Cancers du rein à un stade avancé : une immunothérapie « deux en un »
MEDI5752 est un nouvel anticorps bispécifique au mécanisme d’action différent (Abstract#107), c’est une immunothérapie « deux en un. Il s’agit en effet d’une seule molécule capable d’inhiber deux cibles distinctes connues en immunothérapie que sont PD1 et CTLA-4. « L’association de ces deux anticorps a démontré un bénéfice en survie dans le cancer du rein et cette association thérapeutique est déjà disponible en France (nivolumab et ipilimumab). Mais nous n’avions pas la possibilité d’avoir ce double ciblage en un seul médicament. » explique l’investigatrice principale de l’essai présenté à l’ASCO, le Dr Laurence Albiges (Gustave Roussy, Villejuif). Ce médicament a été évalué pour la première fois chez l’homme dans une étude de phase I à différents dosages chez des patients atteints de tumeurs solides, puis chez un groupe de patients atteints de cancers du rein à un stade avancé.
Les premiers résultats liés à la cohorte du cancer du rein dans laquelle 78 patients en phase métastatique n’ayant jamais reçu aucun traitement, ou traités en 2e ligne, ont été répartis entre différents paliers de doses identifiés à 500, 750 et 1 500 mg. MEDI5752 leur était administré à raison d’une perfusion à l’hôpital toutes les 3 semaines.
Le premier critère de l’étude portait sur l’évaluation de la tolérance du médicament. Les principales toxicités rapportées, cutanées, hépatiques et thyroïdiennes, n’étaient pas inattendues et surtout présentes aux paliers de dose les plus élevés, le pallier de 750 mg semblant associé à une réduction du risque de survenue de ces toxicités.
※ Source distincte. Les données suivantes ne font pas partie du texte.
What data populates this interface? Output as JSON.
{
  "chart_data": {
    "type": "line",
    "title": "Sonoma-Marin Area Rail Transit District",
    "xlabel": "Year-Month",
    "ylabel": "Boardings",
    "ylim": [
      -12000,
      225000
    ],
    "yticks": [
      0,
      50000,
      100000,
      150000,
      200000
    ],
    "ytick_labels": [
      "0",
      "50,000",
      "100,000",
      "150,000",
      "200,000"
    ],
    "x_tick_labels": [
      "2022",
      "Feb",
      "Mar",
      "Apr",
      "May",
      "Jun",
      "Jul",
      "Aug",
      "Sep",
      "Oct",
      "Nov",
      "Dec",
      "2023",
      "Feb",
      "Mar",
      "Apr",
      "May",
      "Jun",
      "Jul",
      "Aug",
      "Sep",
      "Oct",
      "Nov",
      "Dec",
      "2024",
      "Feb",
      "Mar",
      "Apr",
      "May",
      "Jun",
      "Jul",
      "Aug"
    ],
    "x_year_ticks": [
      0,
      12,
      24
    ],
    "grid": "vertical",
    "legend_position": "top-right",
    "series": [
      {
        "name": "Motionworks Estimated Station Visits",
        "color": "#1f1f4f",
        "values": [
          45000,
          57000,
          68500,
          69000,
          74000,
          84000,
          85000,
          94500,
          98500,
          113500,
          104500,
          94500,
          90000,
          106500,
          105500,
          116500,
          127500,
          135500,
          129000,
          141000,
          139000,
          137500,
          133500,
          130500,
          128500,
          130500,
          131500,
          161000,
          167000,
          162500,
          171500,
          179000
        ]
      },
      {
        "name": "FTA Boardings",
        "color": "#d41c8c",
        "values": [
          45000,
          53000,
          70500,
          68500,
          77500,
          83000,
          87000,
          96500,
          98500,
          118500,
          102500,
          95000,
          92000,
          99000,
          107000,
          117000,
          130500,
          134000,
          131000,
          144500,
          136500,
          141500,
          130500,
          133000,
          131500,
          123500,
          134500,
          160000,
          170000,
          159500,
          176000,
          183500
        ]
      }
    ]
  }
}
Les résultats montrent également que les patients n’ayant jamais été traités auparavant répondaient le plus favorablement à cette double immunothérapie en un seul médicament. Près de 58,3 % d’entre eux présentaient une réduction tumorale de leurs lésions après un suivi médian de 18 mois. « Les réponses ont été précoces, profondes et prolongées sans véritable effet dose ; les paliers de 750 et 1 500 mg ont une efficacité qui semble assez similaire » constate le Dr Albiges.
Pour la cancérologue, « Cette nouvelle stratégie prometteuse de double immunothérapie en un seul médicament devrait permettre d’amplifier la réponse immunitaire et de définir de nouvelles combinaisons thérapeutiques ».
D’après une conférence de presse Unicancer et des communiqués de presse Asco.